You are viewing a plain text version of this content. The canonical link for it is here.
Posted to commits@spark.apache.org by we...@apache.org on 2017/11/27 17:13:50 UTC
spark git commit: [SPARK-22529][SQL] Relation stats should be
consistent with other plans based on cbo config
Repository: spark
Updated Branches:
refs/heads/master 2dbe275b2 -> 1ff4a77be
[SPARK-22529][SQL] Relation stats should be consistent with other plans based on cbo config
## What changes were proposed in this pull request?
Currently, relation stats is the same whether cbo is enabled or not. While relation (`LogicalRelation` or `HiveTableRelation`) is a `LogicalPlan`, its behavior is inconsistent with other plans. This can cause confusion when user runs EXPLAIN COST commands. Besides, when CBO is disabled, we apply the size-only estimation strategy, so there's no need to propagate other catalog statistics to relation.
## How was this patch tested?
Enhanced existing tests case and added a test case.
Author: Zhenhua Wang <wa...@huawei.com>
Closes #19757 from wzhfy/catalog_stats_conversion.

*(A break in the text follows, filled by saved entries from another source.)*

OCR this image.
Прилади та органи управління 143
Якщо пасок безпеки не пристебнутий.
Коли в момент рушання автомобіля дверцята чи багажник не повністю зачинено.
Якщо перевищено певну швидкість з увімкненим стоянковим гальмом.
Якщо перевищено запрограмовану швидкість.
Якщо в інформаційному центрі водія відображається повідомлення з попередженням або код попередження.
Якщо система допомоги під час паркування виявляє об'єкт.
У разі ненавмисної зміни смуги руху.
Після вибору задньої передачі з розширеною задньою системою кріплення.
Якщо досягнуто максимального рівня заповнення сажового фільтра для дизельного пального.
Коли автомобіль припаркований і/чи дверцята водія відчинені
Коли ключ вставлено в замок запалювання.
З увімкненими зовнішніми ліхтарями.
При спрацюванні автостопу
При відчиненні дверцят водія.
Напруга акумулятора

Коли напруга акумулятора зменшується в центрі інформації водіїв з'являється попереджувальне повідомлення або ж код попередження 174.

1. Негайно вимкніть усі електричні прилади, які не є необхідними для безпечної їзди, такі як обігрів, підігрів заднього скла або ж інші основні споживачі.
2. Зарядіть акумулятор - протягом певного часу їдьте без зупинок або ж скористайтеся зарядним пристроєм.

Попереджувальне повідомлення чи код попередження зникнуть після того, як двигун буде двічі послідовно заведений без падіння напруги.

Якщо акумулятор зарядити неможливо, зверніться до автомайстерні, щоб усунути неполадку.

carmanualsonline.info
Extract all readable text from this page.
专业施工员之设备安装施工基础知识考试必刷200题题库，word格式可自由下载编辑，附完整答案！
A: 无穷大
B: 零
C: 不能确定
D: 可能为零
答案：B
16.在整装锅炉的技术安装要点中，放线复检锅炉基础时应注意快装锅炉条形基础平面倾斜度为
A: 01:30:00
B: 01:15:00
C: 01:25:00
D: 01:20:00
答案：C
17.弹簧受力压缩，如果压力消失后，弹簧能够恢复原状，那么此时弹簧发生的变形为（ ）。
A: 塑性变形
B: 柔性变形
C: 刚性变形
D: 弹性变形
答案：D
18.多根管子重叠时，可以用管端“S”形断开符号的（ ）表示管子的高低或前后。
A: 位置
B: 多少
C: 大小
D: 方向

Project: http://git-wip-us.apache.org/repos/asf/spark/repo
Commit: http://git-wip-us.apache.org/repos/asf/spark/commit/1ff4a77b
Tree: http://git-wip-us.apache.org/repos/asf/spark/tree/1ff4a77b
Diff: http://git-wip-us.apache.org/repos/asf/spark/diff/1ff4a77b
Branch: refs/heads/master
Commit: 1ff4a77be498615ee7216fd9cc2d510ecbd43b27
Parents: 2dbe275
Author: Zhenhua Wang <wa...@huawei.com>
Authored: Tue Nov 28 01:13:44 2017 +0800
Committer: Wenchen Fan <we...@databricks.com>
Committed: Tue Nov 28 01:13:44 2017 +0800
----------------------------------------------------------------------
.../spark/sql/catalyst/catalog/interface.scala | 16 ++++++----
.../execution/datasources/LogicalRelation.scala | 2 +-
.../sql/StatisticsCollectionTestBase.scala | 22 +++++++++-----
.../sql/hive/execution/HiveExplainSuite.scala | 31 ++++++++++++++------
4 files changed, 49 insertions(+), 22 deletions(-)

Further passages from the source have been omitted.